Similar to a lot of other AI application on marketing, Deep Learning is behind how to do the right ad targeting. Deep Learning is the science to ‘teach’ the machines, recognize patterns and then apply these ‘learnings’ to solve various complex queries. Andrew Ng, Chief Scientist at Baidu Research, recently told the Wired magazine, “Deep learning [is] able to handle more signal for better detection of trends in user behavior. Serving ads is basically running a recommendation engine, which deep learning does well.”
Cross Selling on the App
Acquiring new users for your app is tough, time consuming & expensive. But selling more to existing customers and gaining the maximum revenue from your mutually beneficial relationship with them, is one of the main driver of growth for any firm.
The analysis of past transactions, views and actions can help you classify users into various “similar” groups of customers. You can then use the behavior of these groups as data points, and use predictive analytics to push immediate, real-time suggestions in your app about other products and services in the catalogue effectively to the customer. At Niki.ai, we make informed and extremely cautious decisions of ‘who’ to sell ‘what’ and ‘when’ backed by past data and user behavior.
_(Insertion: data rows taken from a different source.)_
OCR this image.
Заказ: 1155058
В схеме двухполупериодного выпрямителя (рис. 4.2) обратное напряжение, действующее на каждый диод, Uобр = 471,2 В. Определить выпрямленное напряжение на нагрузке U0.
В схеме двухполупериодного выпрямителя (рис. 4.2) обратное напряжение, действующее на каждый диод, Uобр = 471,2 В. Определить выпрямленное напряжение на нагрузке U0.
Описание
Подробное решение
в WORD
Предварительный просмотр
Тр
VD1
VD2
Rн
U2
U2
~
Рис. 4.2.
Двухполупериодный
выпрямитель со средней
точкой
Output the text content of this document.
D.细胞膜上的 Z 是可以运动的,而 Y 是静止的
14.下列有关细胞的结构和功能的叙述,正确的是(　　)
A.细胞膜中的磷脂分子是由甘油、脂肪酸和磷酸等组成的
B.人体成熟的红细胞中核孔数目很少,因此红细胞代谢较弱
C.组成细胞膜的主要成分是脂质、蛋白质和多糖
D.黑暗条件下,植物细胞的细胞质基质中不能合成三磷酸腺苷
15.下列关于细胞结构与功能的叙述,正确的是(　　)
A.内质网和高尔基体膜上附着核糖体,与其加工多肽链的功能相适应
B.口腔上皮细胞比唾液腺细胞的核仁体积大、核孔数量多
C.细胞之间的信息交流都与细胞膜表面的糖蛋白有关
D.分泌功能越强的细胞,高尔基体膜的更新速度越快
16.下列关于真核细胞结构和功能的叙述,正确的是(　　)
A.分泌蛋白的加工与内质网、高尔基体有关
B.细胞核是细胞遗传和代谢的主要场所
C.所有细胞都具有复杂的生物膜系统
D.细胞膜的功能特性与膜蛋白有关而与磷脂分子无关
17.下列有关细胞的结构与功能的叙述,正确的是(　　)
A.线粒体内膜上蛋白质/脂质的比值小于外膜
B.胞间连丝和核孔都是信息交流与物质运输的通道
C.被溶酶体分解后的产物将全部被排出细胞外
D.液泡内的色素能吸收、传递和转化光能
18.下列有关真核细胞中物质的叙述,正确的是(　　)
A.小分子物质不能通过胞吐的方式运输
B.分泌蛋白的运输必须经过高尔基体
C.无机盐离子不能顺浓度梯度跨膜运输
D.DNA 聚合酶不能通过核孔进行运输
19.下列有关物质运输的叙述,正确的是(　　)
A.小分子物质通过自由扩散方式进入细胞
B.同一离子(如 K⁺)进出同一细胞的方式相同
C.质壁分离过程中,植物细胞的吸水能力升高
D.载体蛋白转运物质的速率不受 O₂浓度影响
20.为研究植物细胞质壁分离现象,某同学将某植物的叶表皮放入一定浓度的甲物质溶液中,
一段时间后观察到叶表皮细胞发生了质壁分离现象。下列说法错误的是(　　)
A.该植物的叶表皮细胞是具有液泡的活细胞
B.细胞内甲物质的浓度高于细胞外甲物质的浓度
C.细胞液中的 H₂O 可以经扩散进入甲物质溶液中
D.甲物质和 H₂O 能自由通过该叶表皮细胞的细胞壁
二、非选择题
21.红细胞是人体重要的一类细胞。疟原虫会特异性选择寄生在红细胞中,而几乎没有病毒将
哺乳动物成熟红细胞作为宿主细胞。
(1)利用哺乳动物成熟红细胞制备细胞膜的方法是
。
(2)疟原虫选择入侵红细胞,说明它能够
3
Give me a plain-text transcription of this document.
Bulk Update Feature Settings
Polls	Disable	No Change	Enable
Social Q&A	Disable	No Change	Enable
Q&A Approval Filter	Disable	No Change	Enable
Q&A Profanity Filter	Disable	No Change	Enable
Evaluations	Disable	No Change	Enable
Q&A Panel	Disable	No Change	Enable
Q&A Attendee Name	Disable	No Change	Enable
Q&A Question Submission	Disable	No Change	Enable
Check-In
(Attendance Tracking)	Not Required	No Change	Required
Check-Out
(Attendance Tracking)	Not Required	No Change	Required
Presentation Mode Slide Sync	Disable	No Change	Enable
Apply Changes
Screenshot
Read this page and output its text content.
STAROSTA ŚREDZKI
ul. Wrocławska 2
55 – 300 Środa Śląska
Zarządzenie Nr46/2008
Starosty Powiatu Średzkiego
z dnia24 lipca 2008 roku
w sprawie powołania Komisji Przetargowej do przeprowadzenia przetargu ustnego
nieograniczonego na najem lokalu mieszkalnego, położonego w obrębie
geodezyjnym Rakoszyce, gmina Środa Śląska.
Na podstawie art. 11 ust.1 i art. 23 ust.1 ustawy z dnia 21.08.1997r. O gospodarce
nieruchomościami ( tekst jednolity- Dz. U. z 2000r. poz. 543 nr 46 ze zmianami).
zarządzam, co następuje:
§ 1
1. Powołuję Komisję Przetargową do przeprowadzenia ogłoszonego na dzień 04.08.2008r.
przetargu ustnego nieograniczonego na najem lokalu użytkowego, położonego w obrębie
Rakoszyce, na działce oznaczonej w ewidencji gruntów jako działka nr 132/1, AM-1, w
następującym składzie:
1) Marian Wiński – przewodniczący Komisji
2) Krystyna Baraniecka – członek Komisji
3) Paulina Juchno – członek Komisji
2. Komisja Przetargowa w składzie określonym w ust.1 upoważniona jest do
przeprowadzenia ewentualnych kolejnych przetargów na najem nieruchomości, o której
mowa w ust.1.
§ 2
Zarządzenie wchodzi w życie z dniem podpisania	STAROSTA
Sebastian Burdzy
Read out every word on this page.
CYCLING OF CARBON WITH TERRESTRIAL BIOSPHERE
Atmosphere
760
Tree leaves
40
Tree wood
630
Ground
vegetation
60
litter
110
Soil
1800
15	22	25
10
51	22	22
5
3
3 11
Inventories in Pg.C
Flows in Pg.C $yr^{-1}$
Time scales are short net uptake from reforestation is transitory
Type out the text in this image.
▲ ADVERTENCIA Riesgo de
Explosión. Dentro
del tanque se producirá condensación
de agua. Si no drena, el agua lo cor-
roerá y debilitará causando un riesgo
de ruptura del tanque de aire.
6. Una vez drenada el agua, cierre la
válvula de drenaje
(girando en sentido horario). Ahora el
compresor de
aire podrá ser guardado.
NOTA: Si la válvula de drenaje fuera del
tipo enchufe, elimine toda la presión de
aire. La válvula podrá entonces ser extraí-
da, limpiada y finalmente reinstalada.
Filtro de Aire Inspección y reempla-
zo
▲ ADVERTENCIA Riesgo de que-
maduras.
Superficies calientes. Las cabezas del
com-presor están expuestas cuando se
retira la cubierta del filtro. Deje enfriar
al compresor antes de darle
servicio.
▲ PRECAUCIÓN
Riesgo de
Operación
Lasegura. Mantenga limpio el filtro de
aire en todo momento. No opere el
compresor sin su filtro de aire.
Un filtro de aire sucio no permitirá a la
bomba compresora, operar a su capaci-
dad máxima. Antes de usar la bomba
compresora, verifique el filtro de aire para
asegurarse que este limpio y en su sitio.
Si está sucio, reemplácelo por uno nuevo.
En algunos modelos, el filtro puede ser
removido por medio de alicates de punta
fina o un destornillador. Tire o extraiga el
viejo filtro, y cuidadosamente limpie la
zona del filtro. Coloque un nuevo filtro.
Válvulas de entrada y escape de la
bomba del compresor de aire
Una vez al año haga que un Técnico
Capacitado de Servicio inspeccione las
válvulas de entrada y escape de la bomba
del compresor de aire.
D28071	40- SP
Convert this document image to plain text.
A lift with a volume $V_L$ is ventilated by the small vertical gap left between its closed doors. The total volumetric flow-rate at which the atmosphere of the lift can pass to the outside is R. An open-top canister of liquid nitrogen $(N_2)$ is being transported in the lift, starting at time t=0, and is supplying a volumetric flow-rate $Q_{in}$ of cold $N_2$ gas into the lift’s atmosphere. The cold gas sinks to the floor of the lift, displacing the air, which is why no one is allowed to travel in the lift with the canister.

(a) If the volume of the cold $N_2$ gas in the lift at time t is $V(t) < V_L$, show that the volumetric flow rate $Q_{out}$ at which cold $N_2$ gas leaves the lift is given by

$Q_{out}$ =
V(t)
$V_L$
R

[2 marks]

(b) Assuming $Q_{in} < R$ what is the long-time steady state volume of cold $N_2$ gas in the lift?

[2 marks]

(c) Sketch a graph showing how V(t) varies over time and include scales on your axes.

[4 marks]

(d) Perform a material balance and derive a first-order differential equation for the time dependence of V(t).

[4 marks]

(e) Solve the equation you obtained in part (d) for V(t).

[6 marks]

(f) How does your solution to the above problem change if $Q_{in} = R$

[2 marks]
While we have seen many advancements in AI in the year 2016, many experts believe that 2017 will be the year when AI really start majorly impacting the everyday lives of millions around the world. The market for AI is ripe and research estimates put it at around $5 billion by 2020, as the adoption of Machine Learning and natural language processing technologies increase. It will be interesting to see how we move from a mobile-first world to an AI-first world that will change the mobile apps, as we know them today.